The promotional prices and conditions for railway services play the role of ‘internal tariffs’ because for the forwarder they represent the low level (the level of costs), which is the level that should be covered by free negotiations with the customers.

The marketing concept for decentralised pricing and costing is in itself a relatively transparent way of internal accounts settling in the cases when tariffs are only partially made public.

Partial decentralisation

As far as there is no budgeting system in BDZ and internal accounts settling between subdivisions and information systems, for the time being, it is impossible to introduce entirely internal (non-public) tariffs and general management of the revenue-expense ratio of particular wagon consignments.

Decentralised pricing and costing should be applied in a differentiated and gradual manner.

Changes in BDZ

After the institutional separation of operations and infrastructure management, BDZ EAD has functioned in an entirely different environment. The character and amount of infrastructure charges have a strong impact on the efficiency and organisation of freight services.

Decentralised pricing and costing is a natural consequence and continuation of the reforms under way in Bulgarian railways, aimed at a more flexible market adaptation and commercialisation.

Shunting operations model

The Shunting Operations Model (SOM) is a new economic information system for decentralised management of shunting activity. This system can be introduced either globally or gradually and partially - on particular line sections and/or for ‘additional’ shunting operations. While SOM is coordinated centrally, it functions in a decentralised way. The Shunting Operations Model is the initial stage of the process for the decentralisation of pricing and costing.

Stations provisionally open for wagon consignments

With a view to the reduction of costs incurred by BDZ, the undertaken actions aim at the reduction of the number of freight trains and the closing-down of stations, which have hitherto accepted wagon consignments. The current ‘centralised’ criterion is based upon the average volume of cargo handled at a particular station, in comparison with the existing possibilities for the provision of trains and shunting operations to service this cargo. The approach of comparing average revenue with average expenses is not sufficiently precise and should therefore be replaced by the decentralised pricing and costing of particular shunting operations along ‘critical’ line sections and for local trains and their shunting.

Regular timetables for freight trains

The wagon consignments from/to stations which are (unconditionally) open for their acceptance, shall be serviced by freight trains (direct, local, shunting), operating in accordance with a regular timetable.

The operational regularity of freight trains with wagon consignments (i.e. ‘fixed’ freight trains, which service these wagon consignments) is considered in four aspects: economic, operational, marketing and ‘grouping’.
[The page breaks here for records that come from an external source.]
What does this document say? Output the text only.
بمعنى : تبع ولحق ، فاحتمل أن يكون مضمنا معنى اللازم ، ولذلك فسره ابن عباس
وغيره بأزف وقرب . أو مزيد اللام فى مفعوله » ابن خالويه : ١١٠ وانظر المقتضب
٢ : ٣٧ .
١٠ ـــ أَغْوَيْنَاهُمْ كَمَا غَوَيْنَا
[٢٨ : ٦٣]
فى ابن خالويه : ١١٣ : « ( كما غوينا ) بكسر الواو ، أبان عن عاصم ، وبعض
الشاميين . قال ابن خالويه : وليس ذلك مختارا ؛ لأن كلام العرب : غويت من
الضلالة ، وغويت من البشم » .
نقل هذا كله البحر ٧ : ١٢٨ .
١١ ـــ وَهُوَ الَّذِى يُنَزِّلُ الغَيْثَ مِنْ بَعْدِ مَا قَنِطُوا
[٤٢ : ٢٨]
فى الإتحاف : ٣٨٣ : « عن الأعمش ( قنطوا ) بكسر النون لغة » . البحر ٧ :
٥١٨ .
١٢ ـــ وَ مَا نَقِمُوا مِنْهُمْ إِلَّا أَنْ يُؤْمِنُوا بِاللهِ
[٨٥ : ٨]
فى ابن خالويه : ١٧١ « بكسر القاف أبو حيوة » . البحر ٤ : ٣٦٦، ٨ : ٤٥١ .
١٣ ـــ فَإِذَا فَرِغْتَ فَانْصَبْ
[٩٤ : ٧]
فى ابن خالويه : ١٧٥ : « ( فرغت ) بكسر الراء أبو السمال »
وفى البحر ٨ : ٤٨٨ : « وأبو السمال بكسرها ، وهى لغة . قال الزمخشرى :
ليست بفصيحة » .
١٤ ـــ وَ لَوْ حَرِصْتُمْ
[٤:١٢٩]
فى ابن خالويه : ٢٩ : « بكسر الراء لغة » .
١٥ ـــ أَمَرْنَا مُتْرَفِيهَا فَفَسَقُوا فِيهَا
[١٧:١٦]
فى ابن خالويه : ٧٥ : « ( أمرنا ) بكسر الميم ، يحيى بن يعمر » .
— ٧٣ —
In their endeavour to preserve and further develop the traffic of wagon consignments, the railways undertake both operational optimisation measures and targeted pricing measures. For example, the German railway project MORA C (which stands for Market Orientation At Cargo - i.e. for the market orientation in respect to freight) represents a systematic and centrally-coordinated operational optimisation.

Via its shunting operations, the railways come into almost direct contact with their customers. With only few exceptions, the current revenue (or to be more precise - the benefits) from shunting operations remain an unidentified portion of the overall revenue. The analysis of costs for stations shunting operations, shunting and local trains shows that these amount to tens of millions of leva in annual terms.

The introduction of the shunting operations model to cover all shunting operations and local train operations would imply an economically efficient and market-compliant management of revenue and expenditure, incurred by shunting operations. This is a systematically correct approach for the decentralisation of pricing and costing in the railways, because it dynamically clarifies and manages the revenue-cost parameters of particular wagon consignments at the immediate customer level.